Rocky transformed a 100-year-old livestock barn into his new studio, preserving much of the building’s original charm. He is currently working on a series for his June show at Altamira Fine Art in Jackson, Wyoming.

In both studios, Rocky has been hard at work creating paintings for his upcoming show at Altamira Fine Art in Jackson, Wyoming, Into the West: Then & Now, from June 17 to July 1. The artist often paints in series, and for this show, he is reimagining the Old West in his distinct style.

Throughout Ghost Wolf Ranch, antiques that the couple have found, collected, or were gifted find new life as weathered sculptures.

“My career obviously started out in Western art,” Rocky says. “But eventually, understanding Modernism and the Abstract artists — Motherwell, de Kooning, Rothko, Klein, Pollock — they gave me a whole new path to what could be ‘Western art.’”

Rocky’s work moves between pure abstraction, gestural figuration, and painterly realism. At times, he uses automatism, which is drawing or painting from the subconscious with no preconceived composition in mind. Some of his paintings will also incorporate mixed media. His education at Seattle’s Burnley School of Professional Art (now The Art Institute of Seattle) provided a well-rounded understanding of many different artistic fields, forming the groundwork of his future exploration.

The artist fully restored the barn, renovating the foundation, adding a new roof reinforced with hand-built trusses, pouring concrete for the floors, and adding a loft, among other fixes.

Throughout his paintings, the eye discovers interesting little spaces: a streak of electric blue, a smudge of neon pink beneath the burnt umber. Details dissolve into layered washes and gestural brushstrokes. Cowboys emerge from fields of color — red, ochre, smoke-blue. Phantom-like horses trot through spectral landscapes. Horizontal bands of color suggest horizons. Faces may be obscured, bodies fragmented — yet the emotional resonance remains intact, evoking a sense of curiosity.
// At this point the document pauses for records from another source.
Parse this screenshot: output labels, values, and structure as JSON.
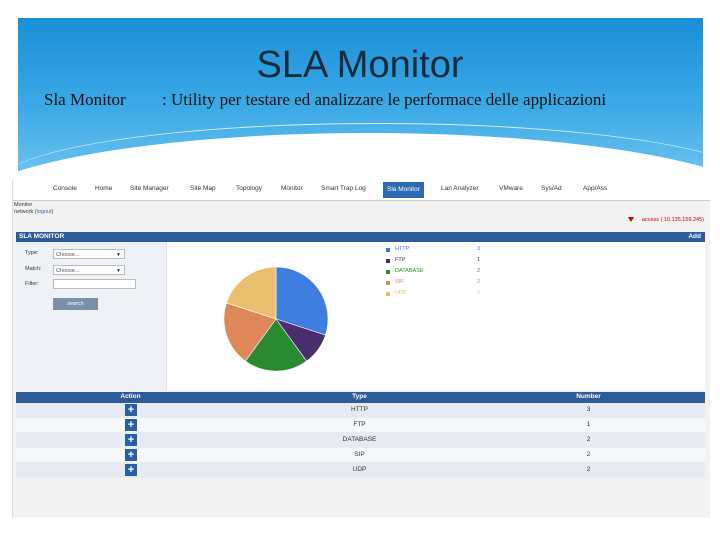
{
  "slide": {
    "title": "SLA Monitor",
    "subtitle_left": "Sla Monitor",
    "subtitle_right": ": Utility per testare ed analizzare le performace delle applicazioni"
  },
  "app": {
    "nav": [
      "Console",
      "Home",
      "Site Manager",
      "Site Map",
      "Topology",
      "Monitor",
      "Smart Trap Log",
      "Sla Monitor",
      "Lan Analyzer",
      "VMware",
      "Sys/Ad",
      "App/Ass"
    ],
    "active_tab": "Sla Monitor",
    "breadcrumb_1": "Monitor",
    "breadcrumb_2_prefix": "network (",
    "breadcrumb_2_link": "logout",
    "breadcrumb_2_suffix": ")",
    "access_text": "access  (  10.135.159.245)",
    "panel_title": "SLA MONITOR",
    "add_label": "Add",
    "filters": {
      "type_label": "Type:",
      "type_value": "Choose...",
      "match_label": "Match:",
      "match_value": "Choose...",
      "filter_label": "Filter:",
      "filter_value": "",
      "search_label": "search"
    },
    "legend_colors": [
      "#3f7de0",
      "#4a2d6e",
      "#2a8a32",
      "#e0875a",
      "#e8c070"
    ],
    "table": {
      "headers": [
        "Action",
        "Type",
        "Number"
      ],
      "rows": [
        {
          "type": "HTTP",
          "number": "3"
        },
        {
          "type": "FTP",
          "number": "1"
        },
        {
          "type": "DATABASE",
          "number": "2"
        },
        {
          "type": "SIP",
          "number": "2"
        },
        {
          "type": "UDP",
          "number": "2"
        }
      ]
    }
  },
  "chart_data": {
    "type": "pie",
    "categories": [
      "HTTP",
      "FTP",
      "DATABASE",
      "SIP",
      "UDP"
    ],
    "values": [
      3,
      1,
      2,
      2,
      2
    ],
    "colors": [
      "#3f7de0",
      "#4a2d6e",
      "#2a8a32",
      "#e0875a",
      "#e8c070"
    ],
    "legend_position": "right"
  }
}
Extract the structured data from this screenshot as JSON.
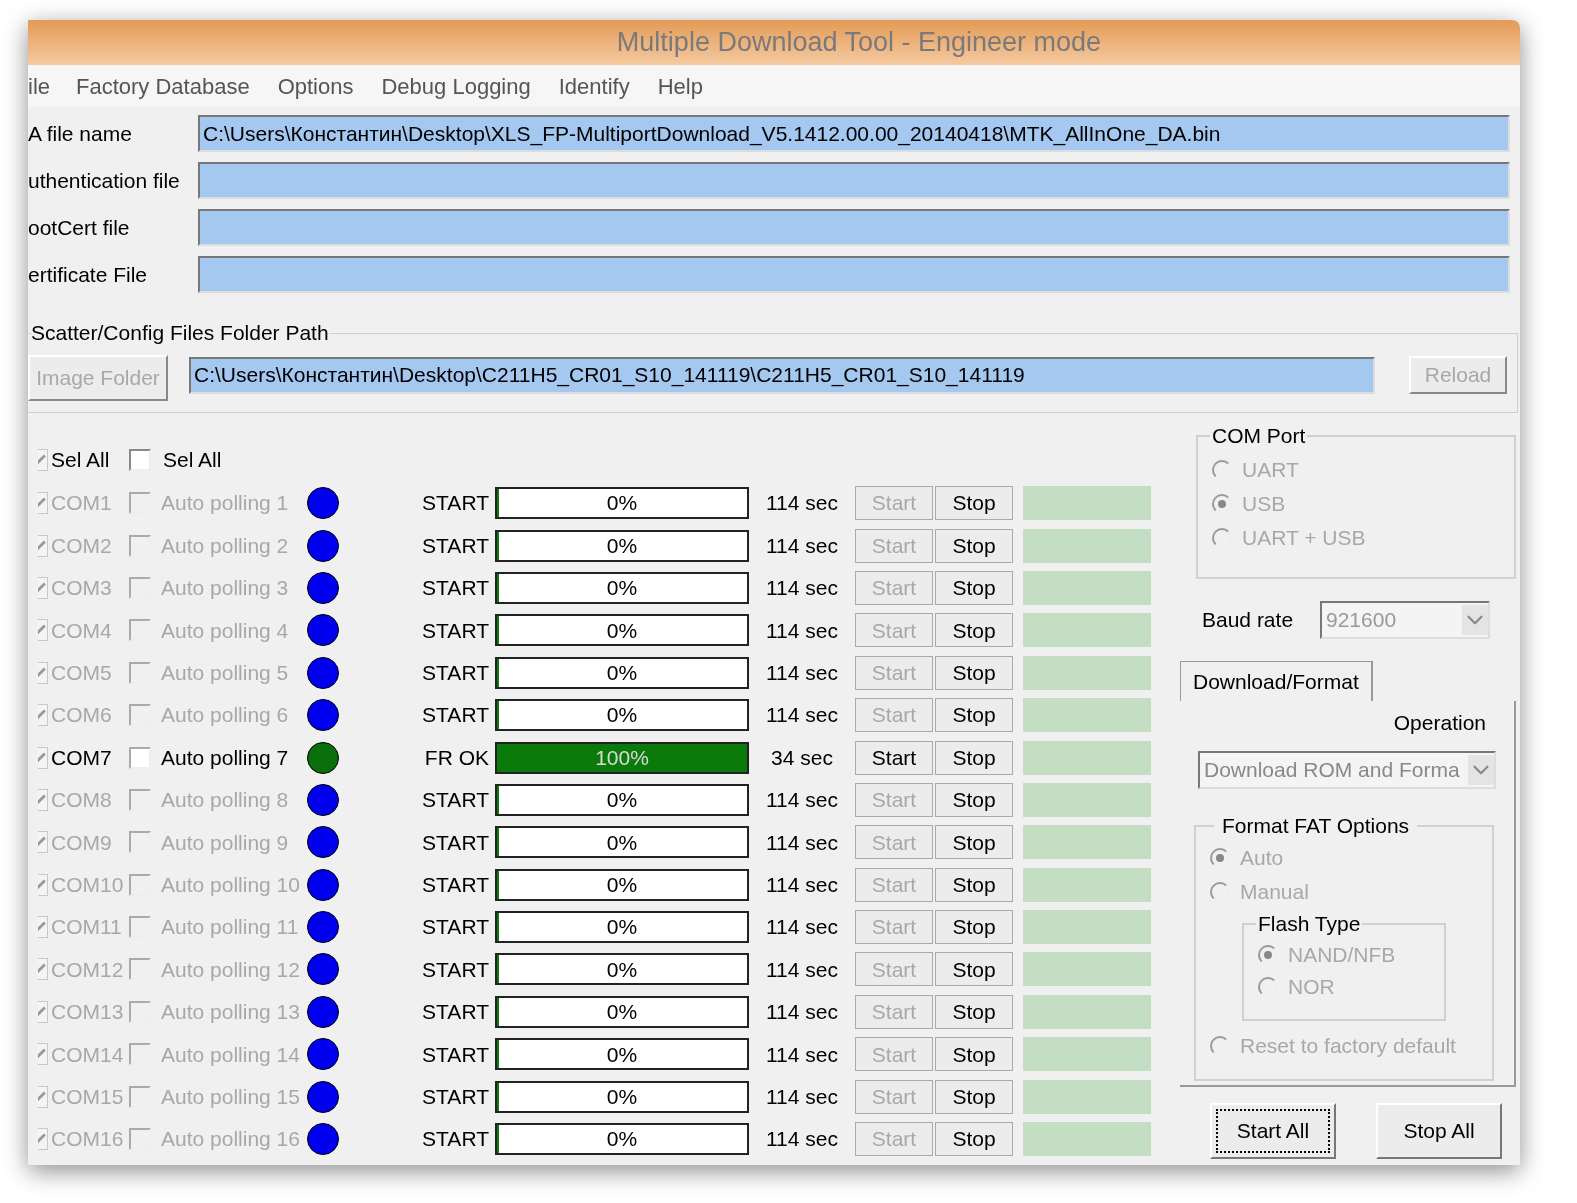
{
  "window": {
    "title": "Multiple Download Tool - Engineer mode"
  },
  "menu": [
    "ile",
    "Factory Database",
    "Options",
    "Debug Logging",
    "Identify",
    "Help"
  ],
  "file_fields": [
    {
      "label": "A file name",
      "value": "C:\\Users\\Константин\\Desktop\\XLS_FP-MultiportDownload_V5.1412.00.00_20140418\\MTK_AllInOne_DA.bin"
    },
    {
      "label": "uthentication file"
    },
    {
      "label": "ootCert file"
    },
    {
      "label": "ertificate File"
    }
  ],
  "scatter": {
    "legend": "Scatter/Config Files Folder Path",
    "image_folder_button": {
      "label": "Image Folder",
      "disabled": true
    },
    "path": "C:\\Users\\Константин\\Desktop\\C211H5_CR01_S10_141119\\C211H5_CR01_S10_141119",
    "reload_button": {
      "label": "Reload",
      "disabled": true
    }
  },
  "select_all": [
    {
      "label": "Sel All",
      "checked": true
    },
    {
      "label": "Sel All",
      "checked": false
    }
  ],
  "ports": [
    {
      "name": "COM1",
      "port_checked": true,
      "disabled": true,
      "auto_polling": "Auto polling 1",
      "auto_checked": false,
      "color": "#0000ee",
      "status": "START",
      "level": 0,
      "progress": "0%",
      "time": "114 sec",
      "start": "Start",
      "stop": "Stop"
    },
    {
      "name": "COM2",
      "port_checked": true,
      "disabled": true,
      "auto_polling": "Auto polling 2",
      "auto_checked": false,
      "color": "#0000ee",
      "status": "START",
      "level": 0,
      "progress": "0%",
      "time": "114 sec",
      "start": "Start",
      "stop": "Stop"
    },
    {
      "name": "COM3",
      "port_checked": true,
      "disabled": true,
      "auto_polling": "Auto polling 3",
      "auto_checked": false,
      "color": "#0000ee",
      "status": "START",
      "level": 0,
      "progress": "0%",
      "time": "114 sec",
      "start": "Start",
      "stop": "Stop"
    },
    {
      "name": "COM4",
      "port_checked": true,
      "disabled": true,
      "auto_polling": "Auto polling 4",
      "auto_checked": false,
      "color": "#0000ee",
      "status": "START",
      "level": 0,
      "progress": "0%",
      "time": "114 sec",
      "start": "Start",
      "stop": "Stop"
    },
    {
      "name": "COM5",
      "port_checked": true,
      "disabled": true,
      "auto_polling": "Auto polling 5",
      "auto_checked": false,
      "color": "#0000ee",
      "status": "START",
      "level": 0,
      "progress": "0%",
      "time": "114 sec",
      "start": "Start",
      "stop": "Stop"
    },
    {
      "name": "COM6",
      "port_checked": true,
      "disabled": true,
      "auto_polling": "Auto polling 6",
      "auto_checked": false,
      "color": "#0000ee",
      "status": "START",
      "level": 0,
      "progress": "0%",
      "time": "114 sec",
      "start": "Start",
      "stop": "Stop"
    },
    {
      "name": "COM7",
      "port_checked": true,
      "disabled": false,
      "auto_polling": "Auto polling 7",
      "auto_checked": false,
      "color": "#0a6e0a",
      "status": "FR OK",
      "level": 1,
      "progress": "100%",
      "time": "34 sec",
      "start": "Start",
      "stop": "Stop"
    },
    {
      "name": "COM8",
      "port_checked": true,
      "disabled": true,
      "auto_polling": "Auto polling 8",
      "auto_checked": false,
      "color": "#0000ee",
      "status": "START",
      "level": 0,
      "progress": "0%",
      "time": "114 sec",
      "start": "Start",
      "stop": "Stop"
    },
    {
      "name": "COM9",
      "port_checked": true,
      "disabled": true,
      "auto_polling": "Auto polling 9",
      "auto_checked": false,
      "color": "#0000ee",
      "status": "START",
      "level": 0,
      "progress": "0%",
      "time": "114 sec",
      "start": "Start",
      "stop": "Stop"
    },
    {
      "name": "COM10",
      "port_checked": true,
      "disabled": true,
      "auto_polling": "Auto polling 10",
      "auto_checked": false,
      "color": "#0000ee",
      "status": "START",
      "level": 0,
      "progress": "0%",
      "time": "114 sec",
      "start": "Start",
      "stop": "Stop"
    },
    {
      "name": "COM11",
      "port_checked": true,
      "disabled": true,
      "auto_polling": "Auto polling 11",
      "auto_checked": false,
      "color": "#0000ee",
      "status": "START",
      "level": 0,
      "progress": "0%",
      "time": "114 sec",
      "start": "Start",
      "stop": "Stop"
    },
    {
      "name": "COM12",
      "port_checked": true,
      "disabled": true,
      "auto_polling": "Auto polling 12",
      "auto_checked": false,
      "color": "#0000ee",
      "status": "START",
      "level": 0,
      "progress": "0%",
      "time": "114 sec",
      "start": "Start",
      "stop": "Stop"
    },
    {
      "name": "COM13",
      "port_checked": true,
      "disabled": true,
      "auto_polling": "Auto polling 13",
      "auto_checked": false,
      "color": "#0000ee",
      "status": "START",
      "level": 0,
      "progress": "0%",
      "time": "114 sec",
      "start": "Start",
      "stop": "Stop"
    },
    {
      "name": "COM14",
      "port_checked": true,
      "disabled": true,
      "auto_polling": "Auto polling 14",
      "auto_checked": false,
      "color": "#0000ee",
      "status": "START",
      "level": 0,
      "progress": "0%",
      "time": "114 sec",
      "start": "Start",
      "stop": "Stop"
    },
    {
      "name": "COM15",
      "port_checked": true,
      "disabled": true,
      "auto_polling": "Auto polling 15",
      "auto_checked": false,
      "color": "#0000ee",
      "status": "START",
      "level": 0,
      "progress": "0%",
      "time": "114 sec",
      "start": "Start",
      "stop": "Stop"
    },
    {
      "name": "COM16",
      "port_checked": true,
      "disabled": true,
      "auto_polling": "Auto polling 16",
      "auto_checked": false,
      "color": "#0000ee",
      "status": "START",
      "level": 0,
      "progress": "0%",
      "time": "114 sec",
      "start": "Start",
      "stop": "Stop"
    }
  ],
  "com_port": {
    "legend": "COM Port",
    "disabled": true,
    "options": [
      {
        "label": "UART",
        "selected": false
      },
      {
        "label": "USB",
        "selected": true
      },
      {
        "label": "UART + USB",
        "selected": false
      }
    ]
  },
  "baud_rate": {
    "label": "Baud rate",
    "value": "921600"
  },
  "tab": {
    "label": "Download/Format",
    "selected": true
  },
  "operation": {
    "label": "Operation",
    "value": "Download ROM and Forma"
  },
  "format_fat": {
    "legend": "Format FAT Options",
    "disabled": true,
    "options": [
      {
        "label": "Auto",
        "selected": true
      },
      {
        "label": "Manual",
        "selected": false
      }
    ],
    "flash_type": {
      "legend": "Flash  Type",
      "options": [
        {
          "label": "NAND/NFB",
          "selected": true
        },
        {
          "label": "NOR",
          "selected": false
        }
      ]
    },
    "reset": {
      "label": "Reset to factory default",
      "selected": false
    }
  },
  "buttons": [
    {
      "label": "Start All",
      "focused": true
    },
    {
      "label": "Stop All",
      "focused": false
    }
  ]
}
The goal is not perfection, but feeling.

The Getaway | Acrylic on Canvas | 36 x 36 inches

“When you look at a mark that’s done with one or two movements — that’s the kind of art I’m after,” Rocky says.

Did You Bring a Horse for Me | Acrylic on Canvas | 60 x 48 inches

That instinct — what to keep, what to erase, when to let go — forms the basis of his practice. Some figures he paints over again and again until they feel right. “See that cowboy right there?” Rocky says, pointing to a small figure in the lower third of Did You Bring a Horse for Me, a painting for the Altamira show inspired by a scene in the spaghetti Western “Once Upon a Time in the West.” “I’ve probably painted him 20 times.”
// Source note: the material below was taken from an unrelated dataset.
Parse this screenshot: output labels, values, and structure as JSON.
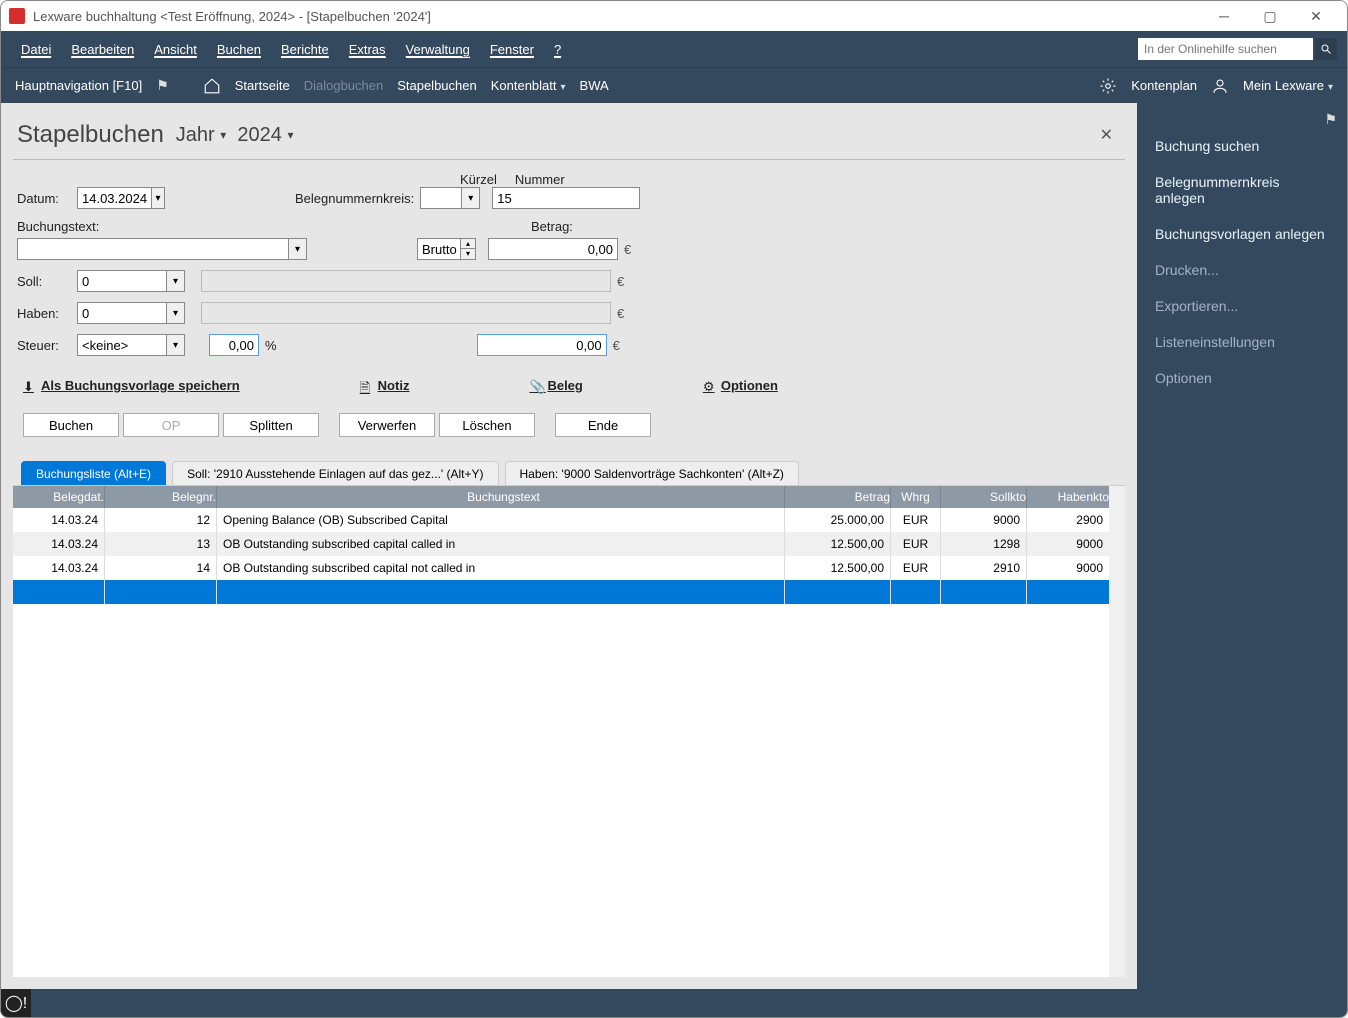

Rocky takes advantage of the natural light to sketch a quick drawing of a covered wagon, while a wagon’s skeletal remains casts shadows on the ground outside.
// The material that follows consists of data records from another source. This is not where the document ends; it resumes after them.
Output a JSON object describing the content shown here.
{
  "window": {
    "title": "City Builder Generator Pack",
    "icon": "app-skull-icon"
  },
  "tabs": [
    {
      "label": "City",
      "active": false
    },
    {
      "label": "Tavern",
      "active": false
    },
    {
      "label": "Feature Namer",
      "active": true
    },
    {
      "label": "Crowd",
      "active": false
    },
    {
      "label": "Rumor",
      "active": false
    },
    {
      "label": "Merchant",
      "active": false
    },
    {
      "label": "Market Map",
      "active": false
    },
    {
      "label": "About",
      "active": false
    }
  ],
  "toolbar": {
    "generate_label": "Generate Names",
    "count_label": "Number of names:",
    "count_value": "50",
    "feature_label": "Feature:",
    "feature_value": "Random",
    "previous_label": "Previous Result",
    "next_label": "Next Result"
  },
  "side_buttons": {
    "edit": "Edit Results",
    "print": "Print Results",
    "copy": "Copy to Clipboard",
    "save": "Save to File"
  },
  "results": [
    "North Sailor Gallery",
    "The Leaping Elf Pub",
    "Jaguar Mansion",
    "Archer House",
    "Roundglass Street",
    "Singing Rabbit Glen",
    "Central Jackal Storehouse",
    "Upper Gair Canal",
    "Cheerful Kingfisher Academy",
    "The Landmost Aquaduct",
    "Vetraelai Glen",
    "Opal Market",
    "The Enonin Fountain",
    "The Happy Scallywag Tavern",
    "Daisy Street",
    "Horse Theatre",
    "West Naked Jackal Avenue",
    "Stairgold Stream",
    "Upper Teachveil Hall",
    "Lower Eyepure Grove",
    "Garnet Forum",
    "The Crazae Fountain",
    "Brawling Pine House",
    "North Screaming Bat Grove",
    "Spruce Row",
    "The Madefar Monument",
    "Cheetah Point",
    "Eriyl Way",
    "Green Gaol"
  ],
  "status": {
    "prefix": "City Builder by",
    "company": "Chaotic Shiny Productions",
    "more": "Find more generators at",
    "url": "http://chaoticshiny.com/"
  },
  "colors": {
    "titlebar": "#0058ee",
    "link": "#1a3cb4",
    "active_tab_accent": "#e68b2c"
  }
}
Even when mistakes are made — or perhaps especially then — they become foundational. There’s no overplanning — just a dialogue between artist and canvas, between the conscious and subconscious.

Kat and Rocky designed and built their home to resemble a late-1800s hotel; the false front gives the appearance of two separate frontier-era businesses.

The character of their home reflects an appreciation for handmade details, including an antique door with a stained-glass transom window.

“We don’t have to know everything,” Rocky says. “Some of the unknown — the mystery — is what provides the entertainment. If you’re given the whole picture, you’re just processing. But if there’s mystery, your imagination takes over.”

One of Rocky’s many sketches demonstrates the artist’s propensity for the unknown, sparking a sense of curiosity in viewers.

At Ghost Wolf Ranch, mystery isn’t just a theme in Rocky’s art — the land holds its own untold stories, hinted at in the silhouettes of old farm buildings. There’s no symmetry here, no clean edges. Only layers of texture, time, and creativity. Rocky and Kat have shaped the ranch board by board, creating a place where the line between life and art dissolves.
The ranch is their way of living in harmony with the West, with nature, and with the creative spirit. And like the best works of art, it invites us not just to see, but to think and feel — to step inside the mystery of the Old West and stay awhile.

 

Ghost Wolf Ranch stands as a living tribute to the Old West — a place where history, art, and nature converge.